Integer check

[GmatKiss]

If b is an integer, is root(a^2+b^2) an integer?

(1) a2 + b2 is an integer.
(2) a2 - 3b2 = 0

[parul9]

IMO B.
What's the OA?

[GmatKiss]

IMO B.
What's the OA?

Sorry, i dont have the OA

[patanjali.purpose]

If b is an integer, is root(a^2+b^2) an integer?

(1) a2 + b2 is an integer.
(2) a2 - 3b2 = 0

root(a^2+b^2) an integer ==> possible only when a^2+b^2 is a perfect square ==> is (a^2+b^2) perfect sq

S1: a^2+b^2 is an interger but it will be perfect sq only when a & b gives rise to another number forming a pythagoras triplets. We can't say that for sure.

S2: a2 = 3b2 ==> a^2+b^2 = 4 b^2 = (2b)^2 ==> perfect sq

IMO B

[mukgera]

IMO B

[GMATGuruNY]

If b is an integer, is root(a^2+b^2) an integer?

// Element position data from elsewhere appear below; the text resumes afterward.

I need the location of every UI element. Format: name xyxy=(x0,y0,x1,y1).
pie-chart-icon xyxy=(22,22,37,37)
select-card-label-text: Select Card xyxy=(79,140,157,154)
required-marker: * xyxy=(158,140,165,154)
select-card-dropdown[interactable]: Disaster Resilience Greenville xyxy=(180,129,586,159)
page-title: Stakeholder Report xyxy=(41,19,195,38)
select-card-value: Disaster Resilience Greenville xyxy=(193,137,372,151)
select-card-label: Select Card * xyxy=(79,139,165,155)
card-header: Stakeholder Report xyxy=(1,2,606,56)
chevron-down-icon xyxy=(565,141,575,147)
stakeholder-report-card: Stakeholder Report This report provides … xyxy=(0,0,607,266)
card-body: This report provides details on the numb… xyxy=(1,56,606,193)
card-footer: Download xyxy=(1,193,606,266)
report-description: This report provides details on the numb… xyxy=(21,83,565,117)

(1) a2 + b2 is an integer.
(2) a² + b² = (√3)² + 1² = 4.

Statement 1: a² + b² is an integer.
Let a=√3 and b=1 so that a² + b² = (√3)² + 1² = 4.
Then √(a²+b²) = √(√3² + 1²) = 2.

Let a=1 and b=1 so that a² + b² = 1² + 1² = 2.
Then √(a²+b²) = √(1² + 1²) = √2.
INSUFFICIENT.

Statement 2: a² - 3b² = 0.
Substituting a²=3b² into √(a²+b²):
√(a²+b²) = √(3b²+b²) = √(4b²) = 2b, which must be an integer since b is an integer.
SUFFICIENT.

The correct answer is B.

[saketk]

If b is an integer, is root(a^2+b^2) an integer?

(1) a2 + b2 is an integer.
(2) a2 - 3b2 = 0

Stmt 1: a2 + b2 is an int.

now a can be anything say for example root (2) and let b = 4

this gives us:-- a2 + b2 = 2+16 = 18 (int)
but the root is not int.

Similarly we can choose any values of 'a' and 'b' which will give us a perfect square and the correponding root will be an integer.

Hence, stmt 1 is Not sufficient

Stmt 2: a2 = 3b2

this gives us a2 + b2 = 4b2

clearly this is a perfect square and the root of it will give us 2b ('b' being an integer) the number itself will be an integer.

Hence, stmt 2 is Sufficient.

IMO option B